I, like everyone else, would like to feel that one day medical research using primates may not be necessary, and a great deal of effort is being invested to find successful alternatives to such work. But we should not delude ourselves about how far such alternatives can replace the use of live animals. One anti-vivisection group, for example, has suggested that functional MRI scans of human patients' brains can replace studies using monkeys. Yet specialists have been able to refute this unequivocally, saying that human imaging does not even come close to providing the vital information those engaged in medical research require.

The plain, if awkward, truth is that most serious players in the scientific community believe that a programme for an arbitrary ban - in an area where the rate and direction of research is inevitable unpredictable - is not compatible with making further medical progress.

The level of public opposition to the use of animals in medical research is now probably at an all-time low. More and more medical researchers and practitioners are choosing to speak out in support of their vital work to help cure disease and treat sickness, and tough action by the police and courts have successfully reduced the activities of the violent extremists.

So the tactics of the anti-vivisection movement is shifting, and part of that shift is to identify and target particular aspects of medical research it perceives to carry less public support. Research using primates is an obvious choice for those whose real agenda goes much wider.

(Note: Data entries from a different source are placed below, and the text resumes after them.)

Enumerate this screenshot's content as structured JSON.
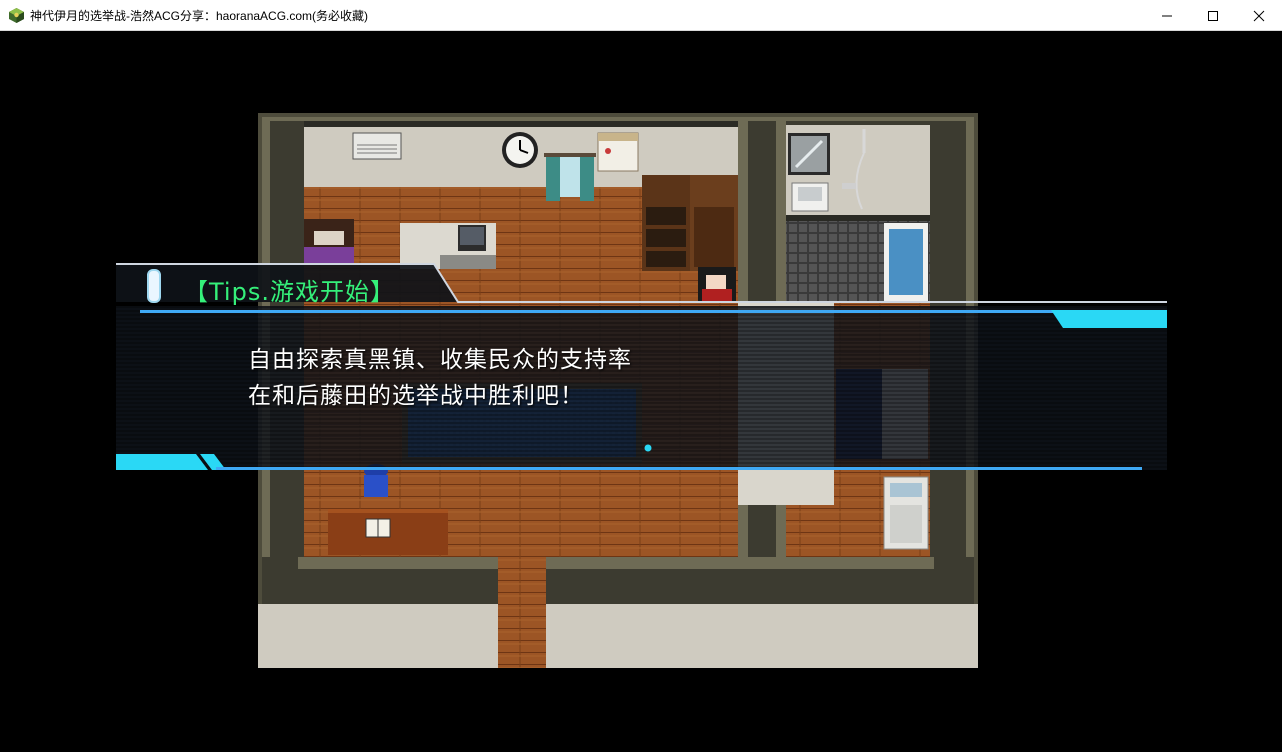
{
  "window": {
    "title": "神代伊月的选举战-浩然ACG分享：haoranaACG.com(务必收藏)",
    "icon": "game-app-icon",
    "controls": [
      "minimize-icon",
      "maximize-icon",
      "close-icon"
    ]
  },
  "scene": {
    "type": "top-down-house-interior",
    "objects": [
      "air-conditioner-icon",
      "wall-clock-icon",
      "window-curtain-icon",
      "calendar-icon",
      "bookshelf-icon",
      "wardrobe-icon",
      "bed-icon",
      "tv-desk-icon",
      "mirror-icon",
      "sink-icon",
      "shower-icon",
      "bathtub-icon",
      "blue-rug-icon",
      "blue-chair-icon",
      "desk-icon",
      "open-book-icon",
      "washing-machine-icon",
      "player-character-sprite"
    ]
  },
  "dialog": {
    "header": "【Tips.游戏开始】",
    "lines": [
      "自由探索真黑镇、收集民众的支持率",
      "在和后藤田的选举战中胜利吧！"
    ],
    "accent_color": "#2ad8f5",
    "header_color": "#35f07a"
  }
}
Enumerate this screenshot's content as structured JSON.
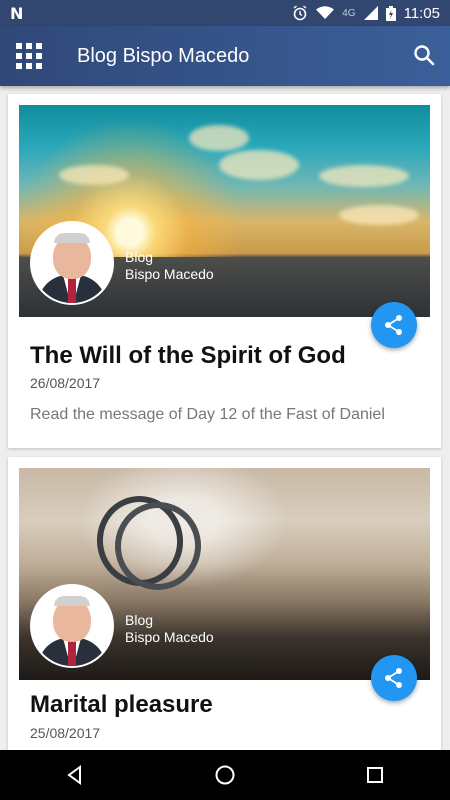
{
  "status_bar": {
    "time": "11:05",
    "network": "4G",
    "icons": [
      "notification-n-icon",
      "alarm-icon",
      "wifi-icon",
      "cell-signal-icon",
      "battery-icon"
    ]
  },
  "app_bar": {
    "title": "Blog Bispo Macedo",
    "menu_icon": "grid-menu-icon",
    "search_icon": "search-icon"
  },
  "posts": [
    {
      "author_line1": "Blog",
      "author_line2": "Bispo Macedo",
      "title": "The Will of the Spirit of God",
      "date": "26/08/2017",
      "description": "Read the message of Day 12 of the Fast of Daniel"
    },
    {
      "author_line1": "Blog",
      "author_line2": "Bispo Macedo",
      "title": "Marital pleasure",
      "date": "25/08/2017"
    }
  ],
  "colors": {
    "app_bar": "#3b5f9a",
    "status_bar": "#32476f",
    "fab": "#2196f3"
  }
}
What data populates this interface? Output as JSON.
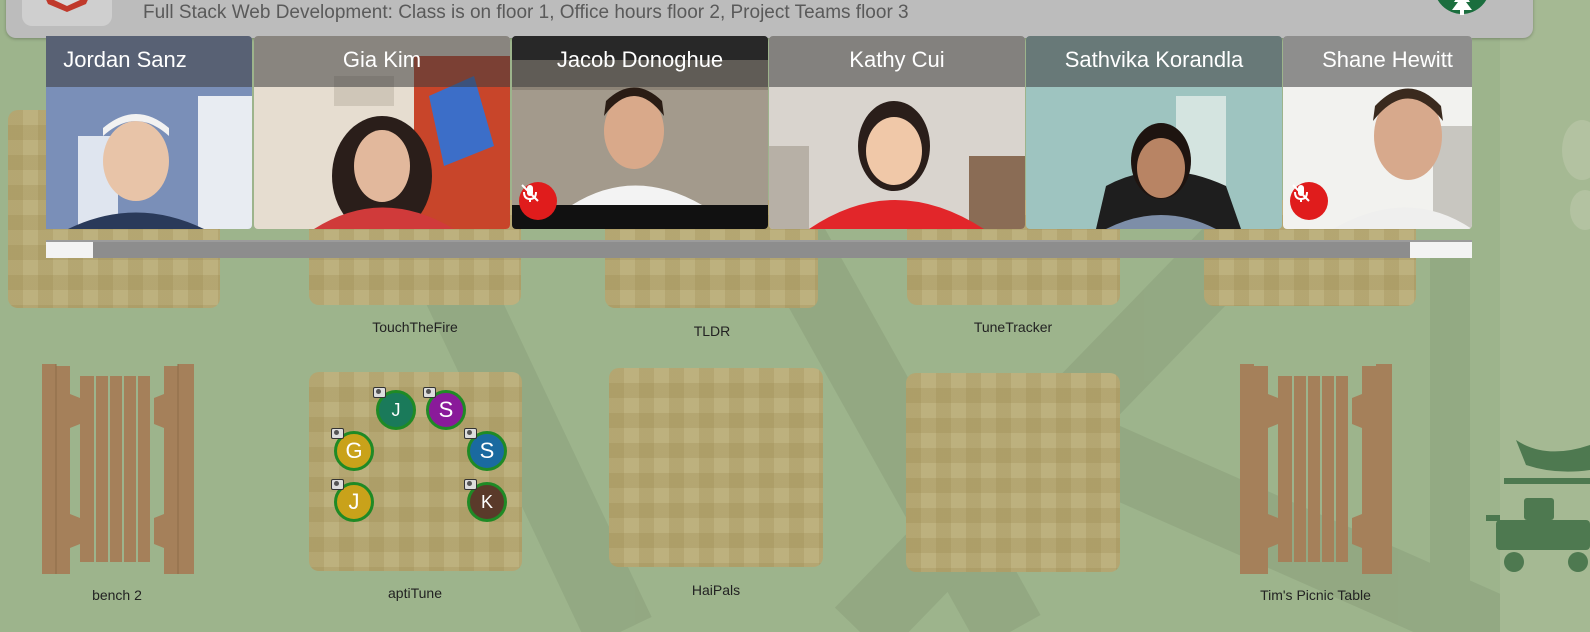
{
  "banner": {
    "title": "Full Stack Web Development: Class is on floor 1, Office hours floor 2, Project Teams floor 3"
  },
  "video_tiles": [
    {
      "name": "Jordan Sanz",
      "muted": false
    },
    {
      "name": "Gia Kim",
      "muted": false
    },
    {
      "name": "Jacob Donoghue",
      "muted": true
    },
    {
      "name": "Kathy Cui",
      "muted": false
    },
    {
      "name": "Sathvika Korandla",
      "muted": false
    },
    {
      "name": "Shane Hewitt",
      "muted": true
    }
  ],
  "tables": {
    "touchthefire": "TouchTheFire",
    "tldr": "TLDR",
    "tunetracker": "TuneTracker",
    "bench2": "bench 2",
    "aptitune": "aptiTune",
    "haipals": "HaiPals",
    "tims_picnic": "Tim's Picnic Table"
  },
  "avatars": [
    {
      "initial": "J",
      "color": "#1a7a5a"
    },
    {
      "initial": "S",
      "color": "#8a1a9a"
    },
    {
      "initial": "G",
      "color": "#c9a21a"
    },
    {
      "initial": "S",
      "color": "#1a6aa0"
    },
    {
      "initial": "J",
      "color": "#c9a21a"
    },
    {
      "initial": "K",
      "color": "#5a3a2a"
    }
  ],
  "colors": {
    "grass": "#9db48c",
    "table": "#bdb17e",
    "bench": "#a5805a",
    "mute": "#e01c1c",
    "avatar_ring": "#1f8a25"
  },
  "icons": [
    "logo-icon",
    "tree-icon",
    "camera-icon",
    "mic-off-icon",
    "picnic-cart-icon"
  ]
}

Only a very small number of primates are actually used in medical research (about 0.2% of all procedures using animals in the UK involve primates, mainly small monkeys like macaques and marmosets), and no great apes are ever used. But the value of such work is, for the foreseeable future at least, beyond reasonable doubt.

Banning primate research might ease the guilty consciences of some. But its effect would be to confront us with the much greater moral responsibility of stopping countless thousands of people from receiving the medical interventions they need to protect and prolong their lives. It is really that simple.